GDP and capturing the benefits of the Internet economy

Conventional growth theory characterises innovation as ‘resource-saving’, in the sense that it allows the same output to be produced with fewer resources. This column introduces a sources-of-welfare growth model that also includes a measure of ‘output-saving’ innovation, which arises from the expanded scope and efficiency in consumer choice recently brought about by the Internet economy and smartphones. The findings highlight how various new kinds of intangible capital complicate the measurement of GDP.

“You can see the computer age everywhere but in the productivity statistics” remarked Robert Solow in 1987. Today, a similar statement could be made about the internet and smartphones. The information revolution has touched almost every aspect of the economy in one way or another, and has had a powerful impact on daily lives. At the same time, real GDP per capita declined in the US from its 1995-2006 level of 2.2% to 1.3% in 2010-2016. Similar patterns are seen in other advanced economies. Several explanations have been offered for this apparent paradox. One is that a slow recovery from the Great Recession and financial sector crisis, combined with a global supply glut, has casted a long shadow on GDP growth. Another is that the effect of the Information Revolution on GDP has been much weaker than as claimed by enthusiasts, a position generally associated with the recent book by Robert Gordon (Gordon 2016). Yet another is that the procedures for estimating GDP have not kept pace with the changing technology, with a resulting omission or downward bias in the estimates.

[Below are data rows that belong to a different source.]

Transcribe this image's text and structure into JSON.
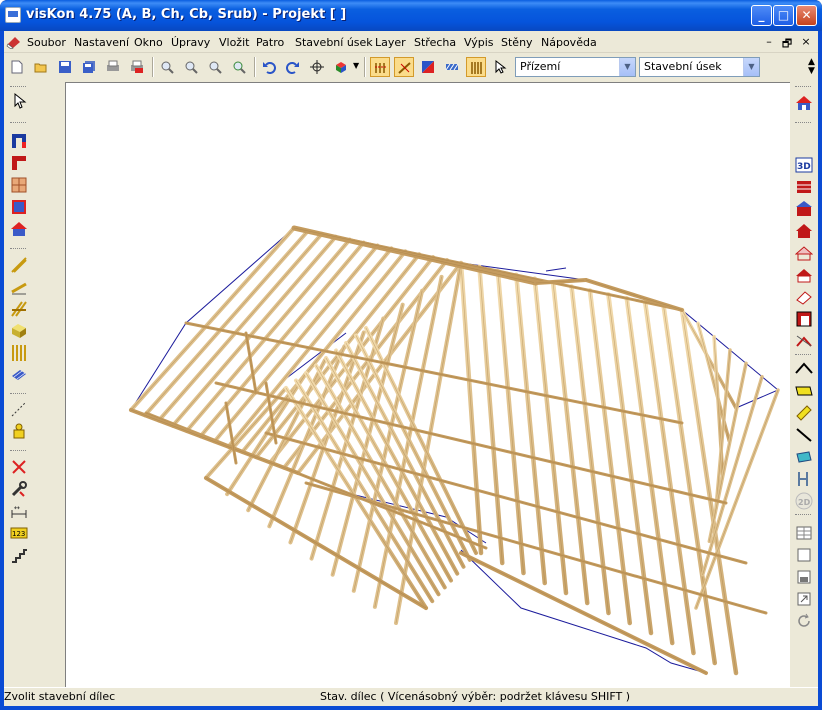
{
  "window": {
    "title": "visKon 4.75 (A, B, Ch, Cb, Srub) - Projekt [  ]",
    "minimize": "_",
    "maximize": "□",
    "close": "✕"
  },
  "menu": {
    "items": [
      {
        "label": "Soubor"
      },
      {
        "label": "Nastavení"
      },
      {
        "label": "Okno"
      },
      {
        "label": "Úpravy"
      },
      {
        "label": "Vložit"
      },
      {
        "label": "Patro"
      },
      {
        "label": "Stavební úsek"
      },
      {
        "label": "Layer"
      },
      {
        "label": "Střecha"
      },
      {
        "label": "Výpis"
      },
      {
        "label": "Stěny"
      },
      {
        "label": "Nápověda"
      }
    ],
    "mdi_min": "–",
    "mdi_restore": "🗗",
    "mdi_close": "×"
  },
  "toolbar": {
    "floor_select": "Přízemí",
    "section_select": "Stavební úsek"
  },
  "status": {
    "left": "Zvolit stavební dílec",
    "center": "Stav. dílec (  Vícenásobný výběr: podržet klávesu SHIFT )"
  },
  "icons": {
    "top": [
      "new-file-icon",
      "open-folder-icon",
      "save-icon",
      "save-all-icon",
      "print-icon",
      "pdf-icon",
      "zoom-in-icon",
      "zoom-out-icon",
      "zoom-window-icon",
      "zoom-all-icon",
      "undo-icon",
      "redo-icon",
      "crosshair-icon",
      "3d-cube-icon",
      "beam-select-icon",
      "rafter-icon",
      "roof-plane-icon",
      "hatch-icon",
      "wall-studs-icon",
      "pointer-icon"
    ],
    "left": [
      "pointer-icon",
      "door-icon",
      "corner-wall-icon",
      "window-icon",
      "hatched-panel-icon",
      "house-icon",
      "beam-icon",
      "inclined-beam-icon",
      "purlin-icon",
      "block-icon",
      "studs-icon",
      "slab-icon",
      "dashed-line-icon",
      "figure-icon",
      "delete-icon",
      "tools-icon",
      "dimension-icon",
      "numbering-icon",
      "stairs-icon"
    ],
    "right": [
      "house-view-icon",
      "3d-view-icon",
      "roof-red-icon",
      "roof-truss-icon",
      "house-red-icon",
      "house-outline-icon",
      "house-hatched-icon",
      "eraser-icon",
      "frame-icon",
      "gable-icon",
      "roof-outline-icon",
      "yellow-panel-icon",
      "yellow-bar-icon",
      "line-icon",
      "slab-view-icon",
      "joint-icon",
      "2d-icon",
      "table-icon",
      "blank-page-icon",
      "page-icon",
      "expand-icon",
      "refresh-icon"
    ]
  }
}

There is also a growing conviction in the recent literature on GDP growth that at least part of the current round of innovation is more apt to affect the consumer directly and thus does not appear in measured GDP (Ahmad and Schreyer 2016, Brynjolfsson and Saunders 2009, Hulten 2015, Nakamura 2014, Varian 2009).1 These concerns are focused on the digital economy, but the idea can be traced back to a hypothesis advanced by Kelvin Lancaster in the 1960s in his New Approach to Consumer Theory (Lancaster 1966a, 1966b). Lancaster argued that consumer utility is derived from the characteristics of the goods acquired from producers and not from the goods themselves, and that there is a separate ‘consumption technology’ that transforms these goods, measured at production cost, into consumption ‘activities’ or ‘commodities’ that provide utility. This is relevant for the issues at hand, since once the idea of a separate technology for consumption is introduced, it is reasonable to expect that the technology might change over time in ways that make consumer choice more efficient.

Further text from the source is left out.